Commitments by Japanese companies and governmental organizations to reduce greenhouse gases under the Kyoto Protocols increase the attractiveness of our DFC products. Because traditional fuels for power generation are expensive in Japan, and because DFC units are capable of generating high-efficiency electricity on renewables like ADG, they hold an important competitive advantage in the Japanese market. There are approximately 200 sites in Japan that produce sufficient ADG to generate 250 kW or more of electric generation from DFC power plants.
"ADG is a renewable fuel, meaning our fuel cell products qualify for financial support under Japan's Renewable Portfolio Standards," said R. Daniel Brdar, president and CEO of FuelCell Energy. "This reduces the cost of the electricity and opens up other opportunities to sell DFC power plants for reliable and firm, 24/7 electric generation on renewable fuels. JIWET's certification, which recognizes the economic and environmental advantages of our products for onsite power generation, streamlines the process of selling DFC units into this market for similar applications."
JIWET was created in 1992 to research, develop, evaluate, promote and improve the utilization of new technologies for sewage treatment facilities in Japan.

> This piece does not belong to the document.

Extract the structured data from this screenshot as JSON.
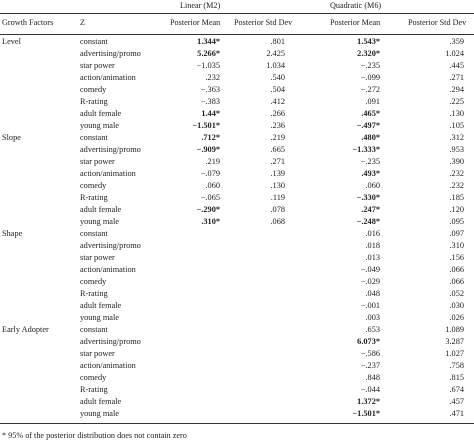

FuelCell Energy Inc. (www.fuelcellenergy.com) develops and markets ultra-clean power plants that generate electricity with higher efficiency than distributed generation plants of similar size and with virtually no air pollution. Fuel cells produce base load electricity giving commercial and industrial customers greater control over their power generation economics, reliability and emissions. Emerging state, federal and international regulations to reduce harmful greenhouse gas emissions consider fuel cell power plants in the same environmentally friendly category as wind and solar energy sources -- with the added advantages of running 24 hours a day and the capacity to be installed where wind turbines or solar panels often cannot. Headquartered in Danbury, Conn., FuelCell Energy services over 40 power generation sites around the globe that have produced more than 94 million kilowatt hours, and conducts R&D on next-generation fuel cell technologies to meet the world's ever-increasing demand for ultra-clean distributed energy.